Ero presente, purtroppo, solo ad uno degli ultimi appuntamenti del festival "Il gioco degli specchi". Si trattava di una conferenza/conversazione fra Maria Rosa Mura (a.t.a.s.Cultura, organizzatrice della manifestazione), Liana Borghi (docente universitaria, fondatrice della Società Italiana Letterate – SIL – e del laboratorio "Raccontar/si"), Lanfranco Binni (Assessorato alla cultura della Regione Toscana e creatore di "Porto Franco. Toscana terra dei popoli e delle culture") e Melita Richter (membro del Centro di Ricerche Etnico-Politiche Internazionali, collaboratrice di Interethnos, e docente all’Università di Trieste), coordinata da Giovanna Covi (socia fondatrice della SIL e docente di Letterature angloamericane e studi di genere all’Università di Trento), intitolata "Fare intercultura" cui hanno assistito un discreto numero di persone.

Il tavolo dei relatori (foto Marco Parisi).

I relatori hanno, per così dire, portato la loro esperienza e fatto il punto della situazione. A quanto pare, Trento si posiziona a metà classifica, fra una Toscana molto impegnata ad affrontare la migrazione già dal 1998 per evitare "derive razziste e leghiste" (cito testualmente Binni) e una Trieste in cui si evita qualunque momento di confronto o si sbandiera la multiculturalità solo quando fa comodo per ricevere contributi europei.

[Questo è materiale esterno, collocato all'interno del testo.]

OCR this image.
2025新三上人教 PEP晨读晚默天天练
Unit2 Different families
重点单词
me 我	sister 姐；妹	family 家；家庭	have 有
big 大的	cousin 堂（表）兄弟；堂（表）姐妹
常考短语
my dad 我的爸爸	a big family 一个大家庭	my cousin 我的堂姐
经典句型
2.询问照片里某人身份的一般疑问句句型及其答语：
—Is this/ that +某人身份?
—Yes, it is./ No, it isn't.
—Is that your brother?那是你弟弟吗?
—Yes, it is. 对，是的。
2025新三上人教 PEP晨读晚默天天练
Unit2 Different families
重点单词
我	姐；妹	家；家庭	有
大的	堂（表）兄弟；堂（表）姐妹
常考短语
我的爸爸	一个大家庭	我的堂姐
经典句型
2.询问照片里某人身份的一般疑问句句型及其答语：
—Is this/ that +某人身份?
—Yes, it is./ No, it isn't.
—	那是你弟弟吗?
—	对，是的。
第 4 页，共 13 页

Devo dire che, sebbene piena d’orgoglio per le iniziative di a.t.a.s.Cultura (mi è stato detto che c’è stata molta adesione a questa manifestazione e, in passato, ho sempre apprezzato le edizioni del "Gioco") e di Atas Onlus (cui il presidente dell’associazione ha fatto brevemente cenno nel suo intervento durante le fasi finali della conferenza), non sono uscita felice da queste due ore di dialoghi edificanti. Innanzitutto mi rattrista, dover osservare quanto poi, larga parte dell’Italia si dimostri, impreparata ad affrontare tutti i significati e le complicazioni dell’afflusso di questi nuovi cittadini che scappano sì dalla fame e dalla guerra, trovando qui, quindi (teoricamente) rifugio, ma che, d’altro canto, mandano anche avanti l’economia, visto che la maggior parte dei lavoratori stagionali nel settore alberghiero e in quello agricolo non sono di nazionalità italiana.

Sono piena di rabbia, inoltre, perché mi piacerebbe vedere maggiore impegno da parte delle istituzioni e sono arcistufa delle posizioni facilone della stampa, che contribuisce a creare un clima di tensione e diffidenza.

Un concetto molto bello che è rimbalzato nelle ultime fasi della discussione da un relatore all’altro fino ad arrivare a concretizzarsi in parole semplici espresse dalla consigliera comunale Ivana Di Camillo è che dovremmo tutti impegnarci a vivere la multiculturalità nel quotidiano. In tempi in cui spesso si parla di "second life", vita reinventata semi-virtuale su Internet, penso che dovremmo smetterla di fuggire dalle responsabilità e sono grata a Maria Rosa Mura e alle altre persone che hanno partecipato al festival per lo sforzo culturale ed educativo che, con caparbietà, portano avanti.